たとえば、4月から小学校に入学する孫にランドセルを買ってあげたいと、押しの強い義母から電話がかかってきたとしましょう。
「近所のデパートに○○(子どもの名前)ちゃんが持ったら、すごくかわいいと思う赤いランドセルを見つけたんだけど、買って送ってあげようと思って。まだ買ってないわよね?」と。もし、突然こんな電話がかかってきたら、どうしたら良いでしょうか?
最近のランドセルはカラフルでキャラクターがそれぞれについているなど、本当に種類が豊富です。既にランドセルの下見は済ませていて、娘も「このピンクで好きなキャラクターがついてるやつじゃなきゃイヤ!!」と決めていたものがある場合、子どもの希望と義母の好意の板挟みになってしまいます。

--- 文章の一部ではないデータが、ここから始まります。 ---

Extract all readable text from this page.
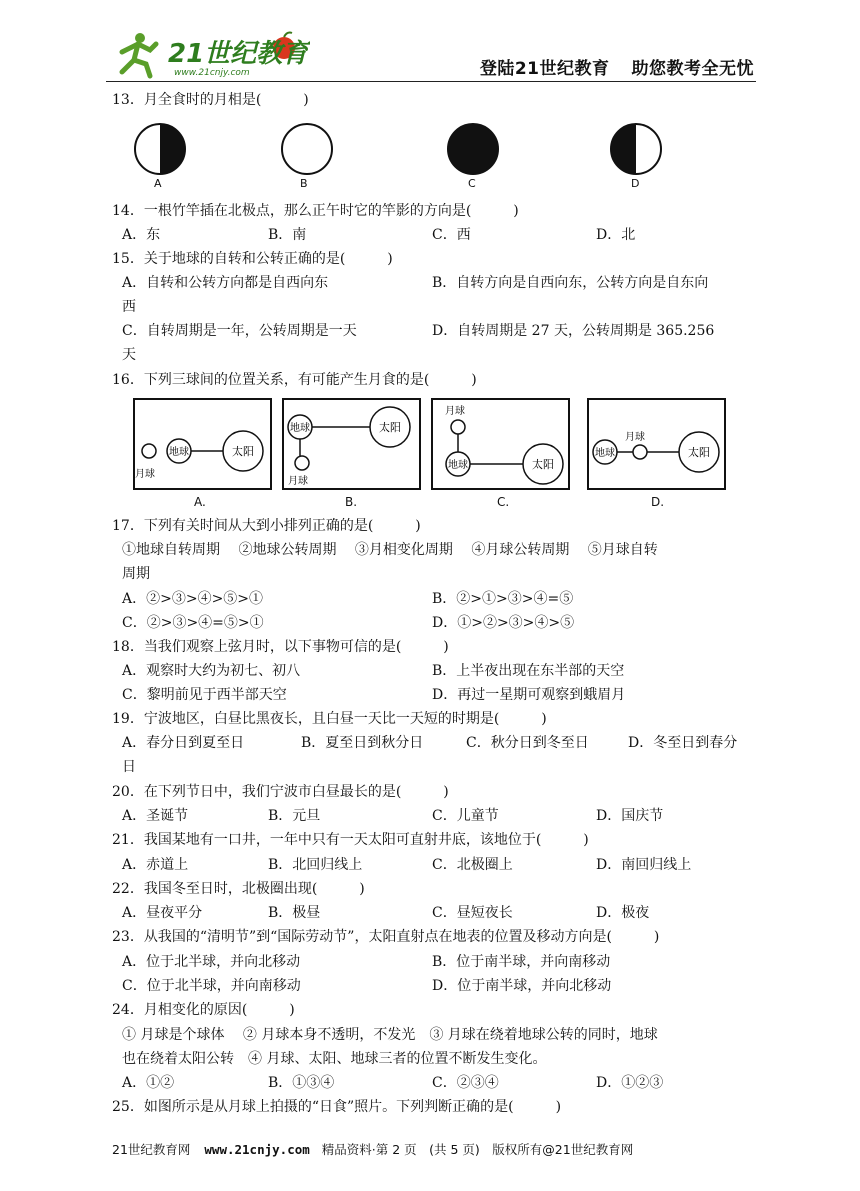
21世纪教育
www.21cnjy.com	登陆21世纪教育 助您教考全无忧
13．月全食时的月相是(　　　)
A	B	C	D
14．一根竹竿插在北极点，那么正午时它的竿影的方向是(　　　)
A．东	B．南	C．西	D．北
15．关于地球的自转和公转正确的是(　　　)
A．自转和公转方向都是自西向东	B．自转方向是自西向东，公转方向是自东向
西
C．自转周期是一年，公转周期是一天	D．自转周期是 27 天，公转周期是 365.256
天
16．下列三球间的位置关系，有可能产生月食的是(　　　)
地球	太阳
月球
A.
地球	太阳
月球
B.
月球
地球	太阳
C.
地球
月球
太阳
D.
17．下列有关时间从大到小排列正确的是(　　　)
①地球自转周期　 ②地球公转周期　 ③月相变化周期　 ④月球公转周期　 ⑤月球自转
周期
A．②>③>④>⑤>①	B．②>①>③>④=⑤
C．②>③>④=⑤>①	D．①>②>③>④>⑤
18．当我们观察上弦月时，以下事物可信的是(　　　)
A．观察时大约为初七、初八	B．上半夜出现在东半部的天空
C．黎明前见于西半部天空	D．再过一星期可观察到蛾眉月
19．宁波地区，白昼比黑夜长，且白昼一天比一天短的时期是(　　　)
A．春分日到夏至日	B．夏至日到秋分日	C．秋分日到冬至日	D．冬至日到春分
日
20．在下列节日中，我们宁波市白昼最长的是(　　　)
A．圣诞节	B．元旦	C．儿童节	D．国庆节
21．我国某地有一口井，一年中只有一天太阳可直射井底，该地位于(　　　)
A．赤道上	B．北回归线上	C．北极圈上	D．南回归线上
22．我国冬至日时，北极圈出现(　　　)
A．昼夜平分	B．极昼	C．昼短夜长	D．极夜
23．从我国的“清明节”到“国际劳动节”，太阳直射点在地表的位置及移动方向是(　　　)
A．位于北半球，并向北移动	B．位于南半球，并向南移动
C．位于北半球，并向南移动	D．位于南半球，并向北移动
24．月相变化的原因(　　　)
① 月球是个球体　 ② 月球本身不透明，不发光　③ 月球在绕着地球公转的同时，地球
也在绕着太阳公转　④ 月球、太阳、地球三者的位置不断发生变化。
A．①②	B．①③④	C．②③④	D．①②③
25．如图所示是从月球上拍摄的“日食”照片。下列判断正确的是(　　　)
21世纪教育网 www.21cnjy.com 精品资料·第 2 页　(共 5 页)　版权所有@21世纪教育网
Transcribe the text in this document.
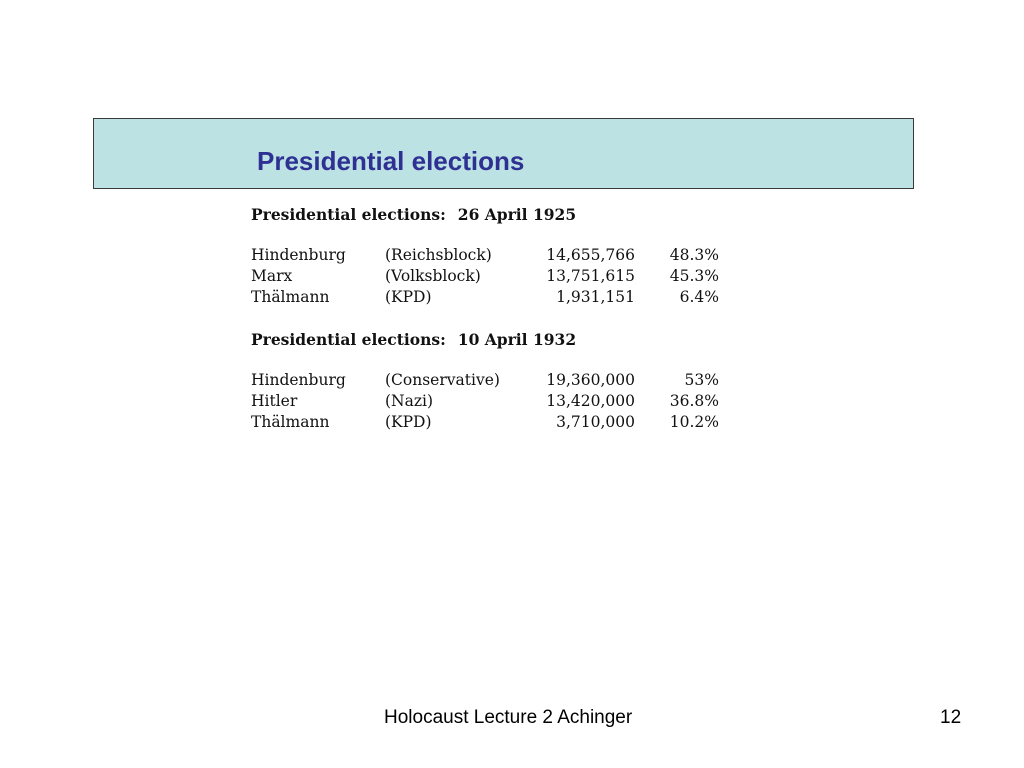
Presidential elections
Presidential elections: 26 April 1925
Hindenburg	(Reichsblock)	14,655,766 48.3%
Marx	(Volksblock)	13,751,615 45.3%
Thälmann	(KPD)	1,931,151	6.4%
Presidential elections: 10 April 1932
Hindenburg	(Conservative)	19,360,000	53%
Hitler	(Nazi)	13,420,000 36.8%
Thälmann	(KPD)	3,710,000 10.2%
Holocaust Lecture 2 Achinger	12
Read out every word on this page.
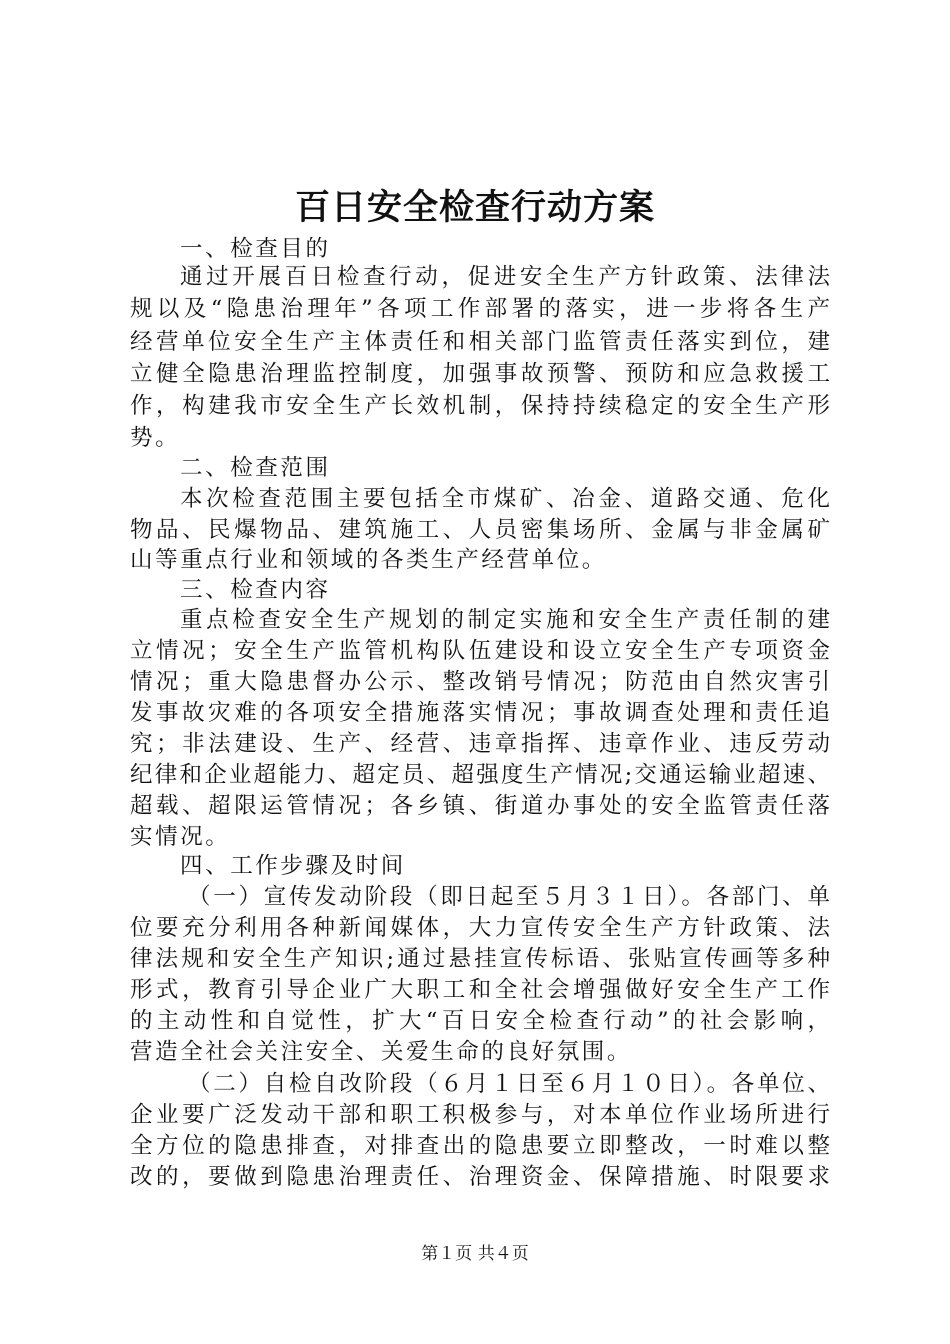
百日安全检查行动方案
一、检查目的
通过开展百日检查行动，促进安全生产方针政策、法律法
规以及“隐患治理年”各项工作部署的落实，进一步将各生产
经营单位安全生产主体责任和相关部门监管责任落实到位，建
立健全隐患治理监控制度，加强事故预警、预防和应急救援工
作，构建我市安全生产长效机制，保持持续稳定的安全生产形
势。
二、检查范围
本次检查范围主要包括全市煤矿、冶金、道路交通、危化
物品、民爆物品、建筑施工、人员密集场所、金属与非金属矿
山等重点行业和领域的各类生产经营单位。
三、检查内容
重点检查安全生产规划的制定实施和安全生产责任制的建
立情况；安全生产监管机构队伍建设和设立安全生产专项资金
情况；重大隐患督办公示、整改销号情况；防范由自然灾害引
发事故灾难的各项安全措施落实情况；事故调查处理和责任追
究；非法建设、生产、经营、违章指挥、违章作业、违反劳动
纪律和企业超能力、超定员、超强度生产情况;交通运输业超速、
超载、超限运管情况；各乡镇、街道办事处的安全监管责任落
实情况。
四、工作步骤及时间
（一）宣传发动阶段（即日起至５月３１日）。各部门、单
位要充分利用各种新闻媒体，大力宣传安全生产方针政策、法
律法规和安全生产知识;通过悬挂宣传标语、张贴宣传画等多种
形式，教育引导企业广大职工和全社会增强做好安全生产工作
的主动性和自觉性，扩大“百日安全检查行动”的社会影响，
营造全社会关注安全、关爱生命的良好氛围。
（二）自检自改阶段（６月１日至６月１０日）。各单位、
企业要广泛发动干部和职工积极参与，对本单位作业场所进行
全方位的隐患排查，对排查出的隐患要立即整改，一时难以整
改的，要做到隐患治理责任、治理资金、保障措施、时限要求
第１页 共４页
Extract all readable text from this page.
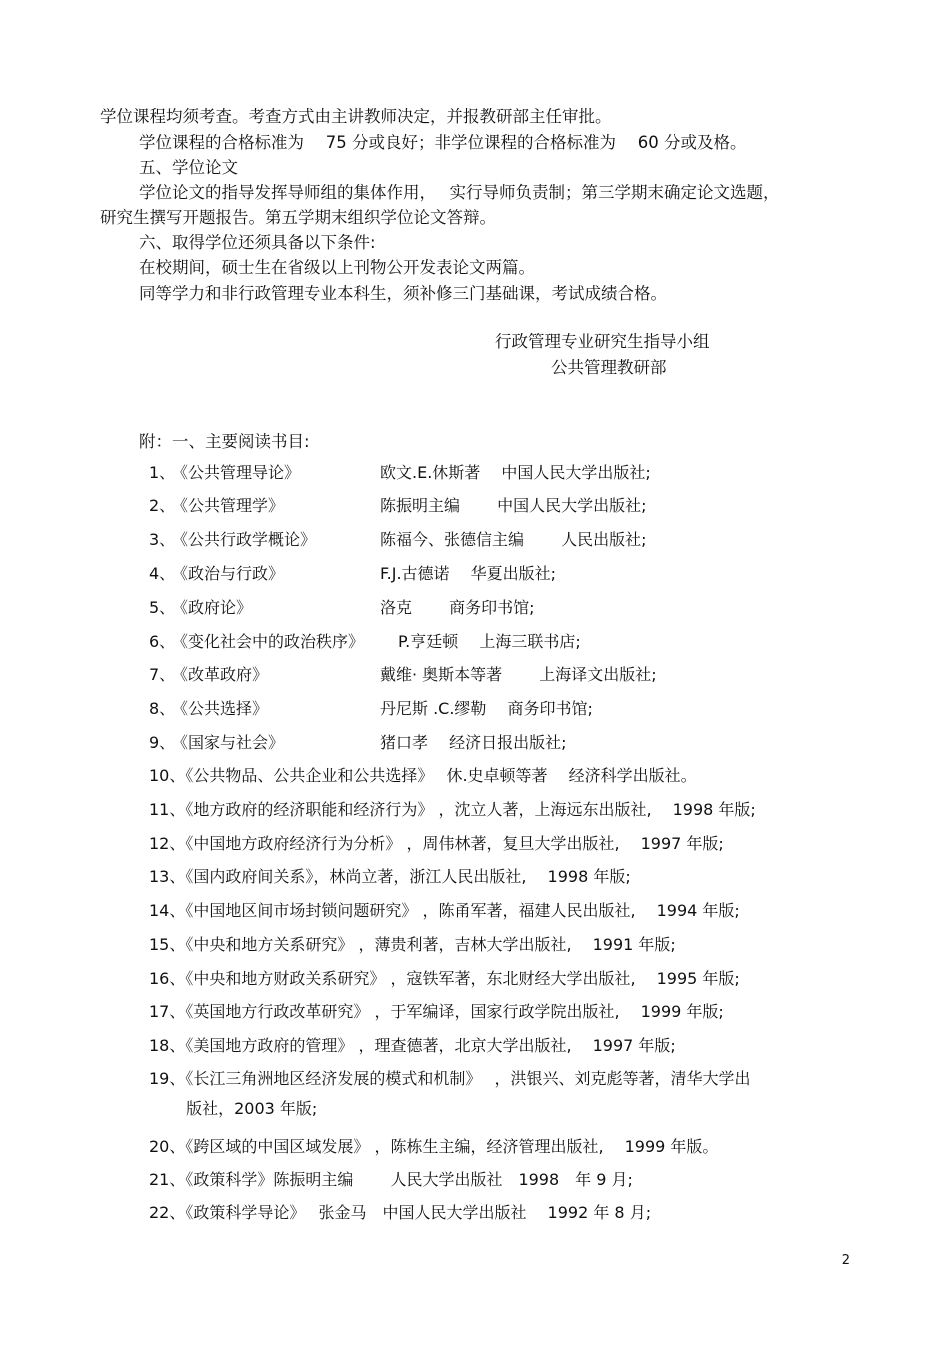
学位课程均须考查。考查方式由主讲教师决定，并报教研部主任审批。
学位课程的合格标准为　 75 分或良好；非学位课程的合格标准为　 60 分或及格。
五、学位论文
学位论文的指导发挥导师组的集体作用，　 实行导师负责制；第三学期末确定论文选题，
研究生撰写开题报告。第五学期末组织学位论文答辩。
六、取得学位还须具备以下条件:
在校期间，硕士生在省级以上刊物公开发表论文两篇。
同等学力和非行政管理专业本科生，须补修三门基础课，考试成绩合格。
行政管理专业研究生指导小组
公共管理教研部
附：一、主要阅读书目:
1、
《公共管理导论》	欧文.E.休斯著　 中国人民大学出版社;
2、
《公共管理学》	陈振明主编　　 中国人民大学出版社;
3、
《公共行政学概论》	陈福今、张德信主编　　 人民出版社;
4、
《政治与行政》	F.J.古德诺　 华夏出版社;
5、
《政府论》	洛克　　 商务印书馆;
6、
《变化社会中的政治秩序》 P.亨廷顿　 上海三联书店;
7、
《改革政府》	戴维· 奥斯本等著　　 上海译文出版社;
8、
《公共选择》	丹尼斯 .C.缪勒　 商务印书馆;
9、
《国家与社会》	猪口孝　 经济日报出版社;
10、《公共物品、公共企业和公共选择》　 休.史卓顿等著　 经济科学出版社。
11、《地方政府的经济职能和经济行为》 ，沈立人著，上海远东出版社,　 1998 年版;
12、《中国地方政府经济行为分析》 ，周伟林著，复旦大学出版社,　 1997 年版;
13、《国内政府间关系》，林尚立著，浙江人民出版社,　 1998 年版;
14、《中国地区间市场封锁问题研究》 ，陈甬军著，福建人民出版社,　 1994 年版;
15、《中央和地方关系研究》 ，薄贵利著，吉林大学出版社,　 1991 年版;
16、《中央和地方财政关系研究》 ，寇铁军著，东北财经大学出版社,　 1995 年版;
17、《英国地方行政改革研究》 ，于军编译，国家行政学院出版社,　 1999 年版;
18、《美国地方政府的管理》 ，理查德著，北京大学出版社,　 1997 年版;
19、《长江三角洲地区经济发展的模式和机制》　 ，洪银兴、刘克彪等著，清华大学出
　　 版社，2003 年版;
20、《跨区域的中国区域发展》 ，陈栋生主编，经济管理出版社,　 1999 年版。
21、《政策科学》陈振明主编　　 人民大学出版社　1998　年 9 月;
22、《政策科学导论》　 张金马　中国人民大学出版社　 1992 年 8 月;
2
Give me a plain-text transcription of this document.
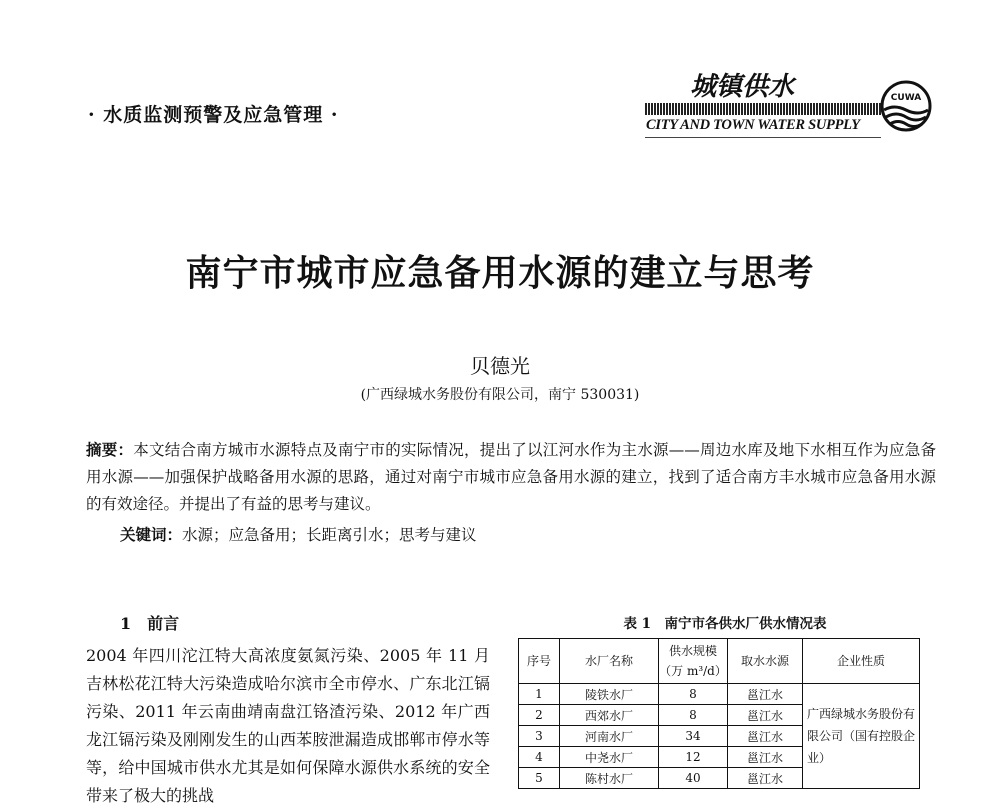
· 水质监测预警及应急管理 ·
城镇供水
CITY AND TOWN WATER SUPPLY
CUWA
南宁市城市应急备用水源的建立与思考
贝德光
(广西绿城水务股份有限公司，南宁 530031)
摘要：本文结合南方城市水源特点及南宁市的实际情况，提出了以江河水作为主水源——周边水库及地下水相互作为应急备用水源——加强保护战略备用水源的思路，通过对南宁市城市应急备用水源的建立，找到了适合南方丰水城市应急备用水源的有效途径。并提出了有益的思考与建议。
关键词：水源；应急备用；长距离引水；思考与建议
1　前言
2004 年四川沱江特大高浓度氨氮污染、2005 年 11 月吉林松花江特大污染造成哈尔滨市全市停水、广东北江镉污染、2011 年云南曲靖南盘江铬渣污染、2012 年广西龙江镉污染及刚刚发生的山西苯胺泄漏造成邯郸市停水等等，给中国城市供水尤其是如何保障水源供水系统的安全带来了极大的挑战
表 1　南宁市各供水厂供水情况表
序号	水厂名称	供水规模（万 m³/d）	取水水源	企业性质
1	陵铁水厂	8	邕江水	广西绿城水务股份有限公司（国有控股企业）
2	西郊水厂	8	邕江水	
3	河南水厂	34	邕江水	
4	中尧水厂	12	邕江水	
5	陈村水厂	40	邕江水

でも、押しの強い義母に、もうランドセルは決めているとは言いにくい。
そういうときにお勧めなのは、自分からは感謝の気持ちだけ伝えておき、後から夫にうまく言ってもらうことです。そのときのポイントは、絶対に子ども(義両親からみたら孫)を主語にして言わせること。
「ランドセルのこと、心配してくれてありがとう。○○が欲しいと言っているランドセルがあって、それを買ってもらえると嬉しいんだけど、どうかな?」と、決して妻を主語にして言わせないように言い含めておくことです。あわせて、「■■(妻の名前)がもう、○○に買ってやるランドセルを決めてるんだよ」と言ったら角が立ち、自分と義両親の家庭のどちらにとってもよくないことをしっかりと伝えておきましょう。
そして、できることならそのランドセルを一緒に義理のお母さんと買いに行きましょう。もし、離れて暮らしているのであれば、ネットで欲しいランドセルを見せて了解を得ましょう。勝手に買って、あとからお金だけくださいと言うより、ずっと良いと思います。
今回はランドセルを例にとりましたが、ひな人形、五月人形といった行事やお祝いごとがあるたびに、こういう問題が発生するかもしれません。でも、そんなときもモノの言い方ひとつで、義理の両親の受け取り方が大きく変わってきます。
どんなときにも義理の両親の顔を立てる言い方を考えれば、いつまでも良好な関係を保つことができるでしょう。